More Americans streamed TV content in July than got it via cable, the first month this has ever happened, according to new data from Nielsen.
“Streaming represented a record 34.8% share of total television consumption, while cable and broadcast came in at 34.4% and 21.6%, respectively,” Nielsen noted in an investor-relations release.
Year over year, streaming’s share of views has increased by 22.6%; cable has dropped by 9.8% and broadcast by 8.9% in the same timeframe, according to the investor relations report.
The milestone for streaming comes on the heels of “four consecutive months of hitting new viewership highs,” in March-June 2022, according to a separate Nielsen press release.
Netflix led the pack among streaming platforms with 8% of TV consumption, buoyed by a new season of “Stranger Things.” Next came YouTube and YouTube TV at 7.3%, Hulu at 3.6%, Amazon Prime Video at 3%, Disney+ at 1.8% and HBO Max at 1%.
Cable and broadcast, on the other hand, suffered from the loss of sports viewers.

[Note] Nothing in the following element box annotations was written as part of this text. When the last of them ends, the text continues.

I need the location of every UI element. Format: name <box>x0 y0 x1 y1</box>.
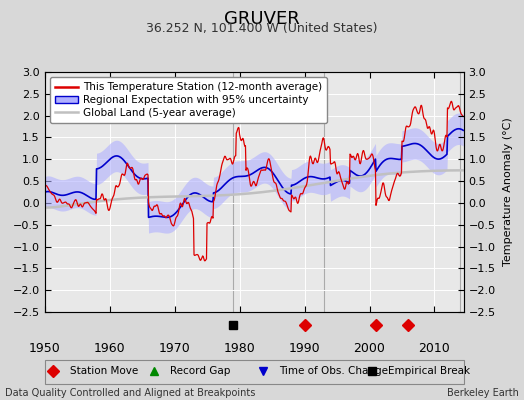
Text: Station Move: Station Move <box>70 366 138 376</box>
Text: Data Quality Controlled and Aligned at Breakpoints: Data Quality Controlled and Aligned at B… <box>5 388 256 398</box>
Text: 36.252 N, 101.400 W (United States): 36.252 N, 101.400 W (United States) <box>146 22 378 35</box>
Bar <box>45 360 464 384</box>
Text: 1970: 1970 <box>159 342 190 355</box>
Text: 1980: 1980 <box>224 342 255 355</box>
Text: Record Gap: Record Gap <box>170 366 231 376</box>
Text: 1950: 1950 <box>29 342 60 355</box>
Text: 2000: 2000 <box>354 342 386 355</box>
Text: Empirical Break: Empirical Break <box>388 366 471 376</box>
Text: Berkeley Earth: Berkeley Earth <box>447 388 519 398</box>
Legend: This Temperature Station (12-month average), Regional Expectation with 95% uncer: This Temperature Station (12-month avera… <box>50 77 328 123</box>
Text: Time of Obs. Change: Time of Obs. Change <box>279 366 388 376</box>
Text: GRUVER: GRUVER <box>224 10 300 28</box>
Text: 1960: 1960 <box>94 342 125 355</box>
Y-axis label: Temperature Anomaly (°C): Temperature Anomaly (°C) <box>503 118 512 266</box>
Text: 2010: 2010 <box>419 342 450 355</box>
Text: 1990: 1990 <box>289 342 320 355</box>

The end of the basketball and hockey playoffs in June, the lack of an Olympics compared to last year, and the delay of the World Cup until November to beat the Qatari heat all contributed.
As such, there has been a 34% year-over-year drop for cable and a 43% year-over-year decline for broadcast television.
Americans are streaming even more now than they did during the pandemic lockdown in April 2020.
“Audiences watched an average of 190.9 billion minutes of streamed content per week – easily surpassing the 169.9 billion minutes that audiences watched during the pandemic lockdown period back in April 2020. Excluding the week of Dec. 27, 2021, the five weeks of July 2022 represent the highest-volume streaming weeks on record,” the Nielsen press release noted.